๐ค AI Summary
Existing SmartNICs struggle to balance bandwidth, customizability, offload capability, and software compatibility. This work proposes a hardware/software co-designed SmartNIC architecture that, for the first time, deeply integrates a streaming compute unit (SCU) with embedded ARM cores into a 200G datapath, treating the NIC data path as a native streaming computing substrate. The architecture supports user-defined offloads, programmable congestion control, and integrates an offloaded TCP/IP and RDMA protocol stack, direct GPU/SSD connectivity, and native Linux networking interfaces. Experimental results demonstrate performance comparable to commercial platforms and successfully validate diverse applications, including collective communication offload and network-to-GPU hash-based data partitioning.
๐ Abstract
Although modern, AI-centric datacenters heavily rely on SmartNICs, existing devices impose a hard trade-off.
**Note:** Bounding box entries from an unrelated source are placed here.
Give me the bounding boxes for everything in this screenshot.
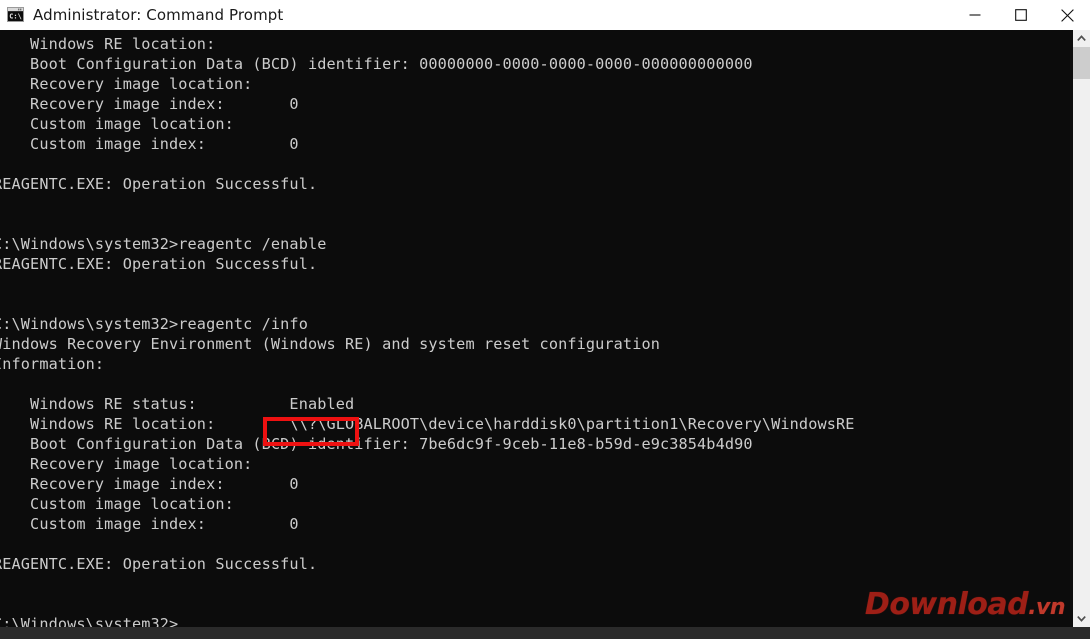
chevron-up-icon [1077,35,1086,41]
console-line: Boot Configuration Data (BCD) identifier… [0,435,753,453]
download-vn-watermark: Download.vn [864,587,1066,622]
window-title: Administrator: Command Prompt [33,5,284,24]
console-line: Recovery image index: 0 [0,95,299,113]
chevron-down-icon [1077,616,1086,622]
console-line: C:\Windows\system32>reagentc /enable [0,235,327,253]
svg-text:C:\: C:\ [9,12,22,20]
scroll-up-button[interactable] [1073,30,1090,47]
console-line: Windows RE status: Enabled [0,395,355,413]
minimize-icon [969,14,981,16]
close-button[interactable] [1044,0,1090,30]
console-line: Windows Recovery Environment (Windows RE… [0,335,660,353]
close-icon [1060,8,1074,22]
watermark-main: Download [864,587,1029,622]
console-line: Recovery image index: 0 [0,475,299,493]
console-output-area[interactable]: Windows RE location: Boot Configuration … [0,30,1073,627]
cmd-icon[interactable]: C:\ [7,7,24,22]
console-line: Boot Configuration Data (BCD) identifier… [0,55,753,73]
command-prompt-window: C:\ Administrator: Command Prompt Window… [0,0,1090,639]
console-line: Information: [0,355,105,373]
console-line: REAGENTC.EXE: Operation Successful. [0,555,318,573]
console-line: Custom image location: [0,115,234,133]
console-line: C:\Windows\system32> [0,615,179,627]
vertical-scrollbar[interactable] [1073,30,1090,627]
console-line: Recovery image location: [0,75,253,93]
scrollbar-thumb[interactable] [1073,47,1090,79]
console-line: Custom image location: [0,495,234,513]
console-line: C:\Windows\system32>reagentc /info [0,315,308,333]
console-line: Windows RE location: [0,35,216,53]
console-text: Windows RE location: Boot Configuration … [0,34,855,627]
console-line: REAGENTC.EXE: Operation Successful. [0,175,318,193]
minimize-button[interactable] [952,0,998,30]
scroll-down-button[interactable] [1073,610,1090,627]
window-controls [952,0,1090,30]
maximize-icon [1015,9,1027,21]
console-line: Custom image index: 0 [0,515,299,533]
title-bar[interactable]: C:\ Administrator: Command Prompt [0,0,1090,30]
console-line: REAGENTC.EXE: Operation Successful. [0,255,318,273]
maximize-button[interactable] [998,0,1044,30]
console-line: Custom image index: 0 [0,135,299,153]
console-line: Recovery image location: [0,455,253,473]
console-line: Windows RE location: \\?\GLOBALROOT\devi… [0,415,855,433]
watermark-suffix: .vn [1028,595,1065,620]
horizontal-scrollbar[interactable] [0,627,1090,639]
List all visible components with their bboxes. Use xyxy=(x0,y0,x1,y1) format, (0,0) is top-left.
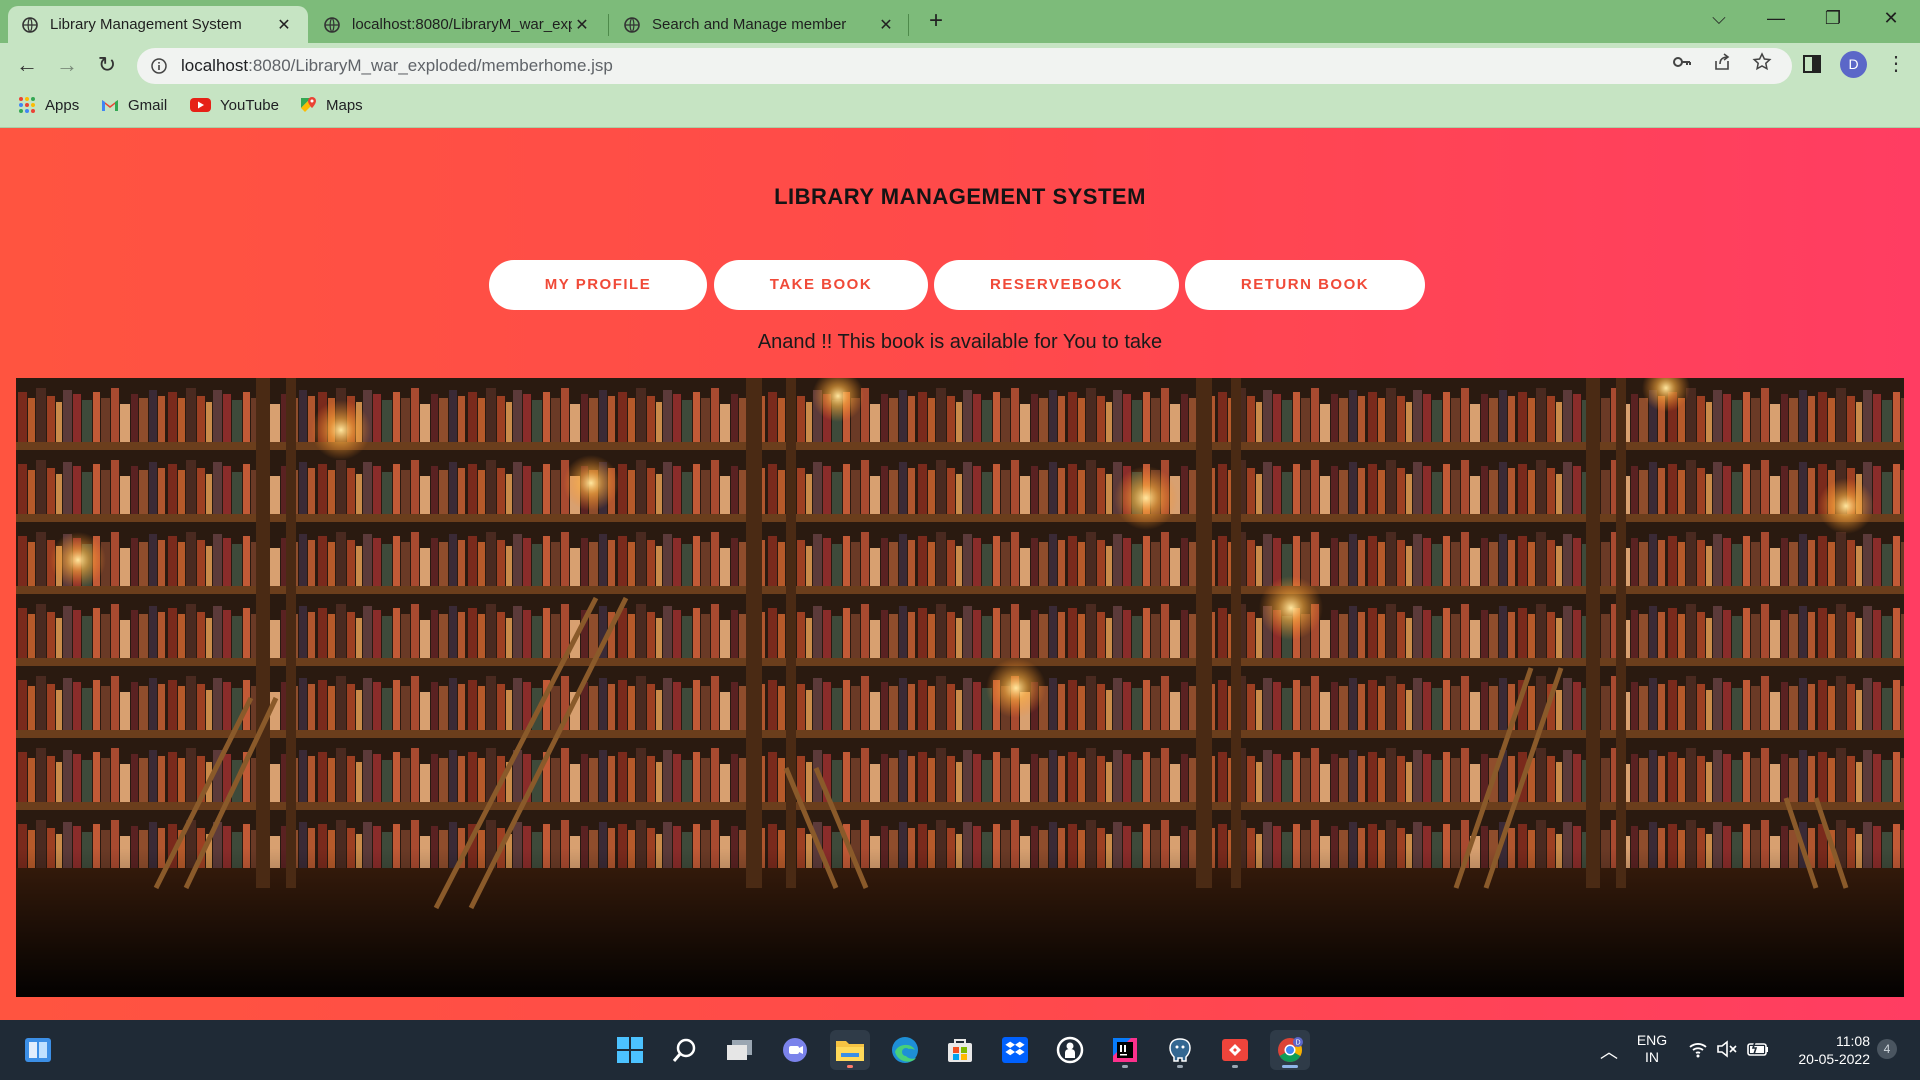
bookmark-label: Maps xyxy=(326,96,363,114)
globe-icon xyxy=(624,16,640,33)
maps-pin-icon xyxy=(301,97,316,112)
bookmark-star-icon[interactable] xyxy=(1752,52,1772,72)
tab-separator xyxy=(908,14,909,36)
return-book-button[interactable]: RETURN BOOK xyxy=(1185,260,1425,310)
bookmarks-bar: Apps Gmail YouTube Maps xyxy=(0,88,1920,128)
bookmark-label: Apps xyxy=(45,96,80,114)
page-content: LIBRARY MANAGEMENT SYSTEM MY PROFILE TAK… xyxy=(0,128,1920,1020)
running-indicator xyxy=(1122,1065,1128,1068)
file-explorer-icon[interactable] xyxy=(830,1030,870,1070)
tab-search-chevron-icon[interactable]: ⌵ xyxy=(1704,8,1734,29)
back-arrow-icon[interactable]: ← xyxy=(13,51,41,79)
profile-avatar[interactable]: D xyxy=(1840,51,1867,78)
site-info-icon[interactable] xyxy=(151,58,167,74)
region-code: IN xyxy=(1645,1049,1659,1065)
bookmark-youtube[interactable]: YouTube xyxy=(190,96,279,114)
tab-title: Library Management System xyxy=(50,16,242,33)
globe-icon xyxy=(324,16,340,33)
tab-close-icon[interactable]: ✕ xyxy=(572,15,592,35)
edge-icon[interactable] xyxy=(885,1030,925,1070)
url-text: localhost:8080/LibraryM_war_exploded/mem… xyxy=(181,56,613,76)
tab-library-management[interactable]: Library Management System ✕ xyxy=(8,6,308,43)
browser-tab-strip: Library Management System ✕ localhost:80… xyxy=(0,0,1920,43)
intellij-icon[interactable] xyxy=(1105,1030,1145,1070)
svg-text:D: D xyxy=(1295,1040,1300,1047)
my-profile-button[interactable]: MY PROFILE xyxy=(489,260,707,310)
running-indicator xyxy=(1282,1065,1298,1068)
side-panel-icon[interactable] xyxy=(1801,53,1823,75)
gmail-icon xyxy=(102,100,118,111)
tab-localhost[interactable]: localhost:8080/LibraryM_war_exp ✕ xyxy=(310,6,606,43)
battery-charging-icon[interactable] xyxy=(1746,1040,1770,1058)
search-icon[interactable] xyxy=(665,1030,705,1070)
tab-title: localhost:8080/LibraryM_war_exp xyxy=(352,16,572,33)
windows-taskbar: D ︿ ENG IN 11:08 20-05-2022 4 xyxy=(0,1020,1920,1080)
bookmark-gmail[interactable]: Gmail xyxy=(101,96,167,114)
widgets-icon[interactable] xyxy=(18,1030,58,1070)
running-indicator xyxy=(847,1065,853,1068)
url-path: :8080/LibraryM_war_exploded/memberhome.j… xyxy=(248,56,613,75)
restore-icon[interactable]: ❐ xyxy=(1818,8,1848,29)
bookmark-maps[interactable]: Maps xyxy=(299,96,363,114)
clock[interactable]: 11:08 20-05-2022 xyxy=(1782,1032,1870,1068)
task-view-icon[interactable] xyxy=(720,1030,760,1070)
share-icon[interactable] xyxy=(1712,52,1732,72)
github-desktop-icon[interactable] xyxy=(1050,1030,1090,1070)
postgresql-icon[interactable] xyxy=(1160,1030,1200,1070)
browser-toolbar: ← → ↻ localhost:8080/LibraryM_war_explod… xyxy=(0,43,1920,88)
show-hidden-icons-chevron[interactable]: ︿ xyxy=(1600,1038,1618,1064)
running-indicator xyxy=(1232,1065,1238,1068)
microsoft-store-icon[interactable] xyxy=(940,1030,980,1070)
menu-kebab-icon[interactable]: ⋮ xyxy=(1886,51,1906,76)
status-message: Anand !! This book is available for You … xyxy=(757,331,1163,353)
teams-chat-icon[interactable] xyxy=(775,1030,815,1070)
new-tab-plus-icon[interactable]: + xyxy=(922,8,950,36)
tab-separator xyxy=(608,14,609,36)
bookmark-label: Gmail xyxy=(128,96,168,114)
page-title: LIBRARY MANAGEMENT SYSTEM xyxy=(774,184,1146,209)
bookmark-label: YouTube xyxy=(220,96,279,114)
speaker-muted-icon[interactable] xyxy=(1716,1040,1738,1058)
reload-icon[interactable]: ↻ xyxy=(93,51,121,79)
apps-grid-icon xyxy=(19,97,35,113)
url-host: localhost xyxy=(181,56,249,75)
language-indicator[interactable]: ENG IN xyxy=(1636,1032,1668,1066)
bookmark-apps[interactable]: Apps xyxy=(18,96,79,114)
tab-close-icon[interactable]: ✕ xyxy=(876,15,896,35)
forward-arrow-icon[interactable]: → xyxy=(53,51,81,79)
library-hero-image xyxy=(16,378,1904,997)
address-bar[interactable]: localhost:8080/LibraryM_war_exploded/mem… xyxy=(137,48,1792,84)
clock-time: 11:08 xyxy=(1836,1033,1870,1049)
clock-date: 20-05-2022 xyxy=(1798,1051,1870,1067)
tab-title: Search and Manage member xyxy=(652,16,847,33)
dropbox-icon[interactable] xyxy=(995,1030,1035,1070)
chrome-icon[interactable]: D xyxy=(1270,1030,1310,1070)
close-window-icon[interactable]: ✕ xyxy=(1876,8,1906,29)
start-icon[interactable] xyxy=(610,1030,650,1070)
reserve-book-button[interactable]: RESERVEBOOK xyxy=(934,260,1179,310)
tab-search-manage-member[interactable]: Search and Manage member ✕ xyxy=(610,6,910,43)
tab-close-icon[interactable]: ✕ xyxy=(274,15,294,35)
minimize-icon[interactable]: — xyxy=(1761,8,1791,29)
globe-icon xyxy=(22,16,38,33)
wifi-icon[interactable] xyxy=(1688,1040,1708,1058)
youtube-icon xyxy=(190,98,211,112)
take-book-button[interactable]: TAKE BOOK xyxy=(714,260,928,310)
anydesk-icon[interactable] xyxy=(1215,1030,1255,1070)
key-icon[interactable] xyxy=(1672,52,1692,72)
language-code: ENG xyxy=(1636,1032,1668,1048)
notification-badge[interactable]: 4 xyxy=(1877,1039,1897,1059)
running-indicator xyxy=(1177,1065,1183,1068)
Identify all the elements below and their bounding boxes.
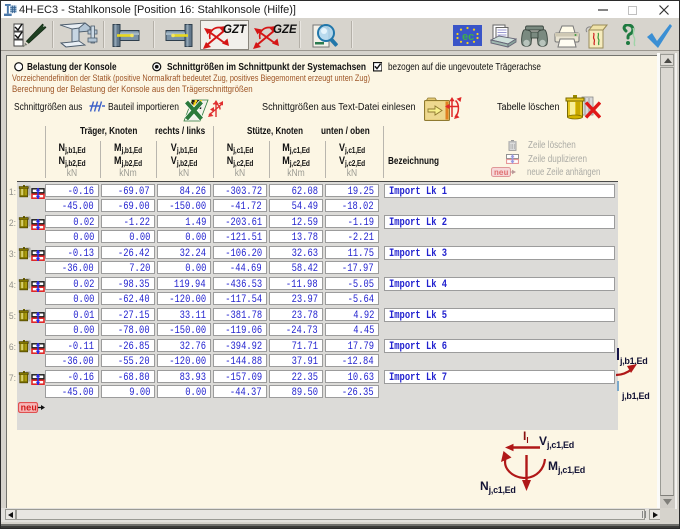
svg-text:ec: ec — [462, 31, 474, 43]
svg-text:GZE: GZE — [273, 24, 297, 36]
svg-text:neu: neu — [494, 169, 509, 177]
svg-text:neu: neu — [21, 404, 37, 413]
svg-text:GZT: GZT — [223, 24, 247, 36]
Commercial SmartNICs provide high bandwidth and easy software integration, but offer limited support for customization and data processing offload. In contrast, research SmartNICs often suffer from low bandwidth, limited functionality, and poor software compatibility -- to the point that many are not actual NICs in a technical sense. This gap can be closed by treating the NIC datapath as a first-class stream computation substrate with shared hardware/software abstractions for a tight co-design of infrastructure and applications. To demonstrate this, we introduce SCENIC, an open-source datacenter SmartNIC. SCENIC implements a 200G network datapath over offloaded TCP/IP and RDMA stacks, as well as a fallback path for processing arbitrary network traffic. On top of the network logic, SCENIC combines on-datapath Stream Compute Units (SCUs) for data processing and embedded ARM cores for flexible control path manipulation with direct access to GPUs and SSDs. SCENIC is fully integrated with the OS, exposing native Linux network and RDMA verb interfaces, making the programmable datapath transparent to existing applications while enabling control of, e.g., user-defined offloads and programmable congestion control. SCENIC's performance matches commercial platforms, and we show its versatility through several use cases such as offloaded collective communication and network-to-GPU hash-based data partitioning.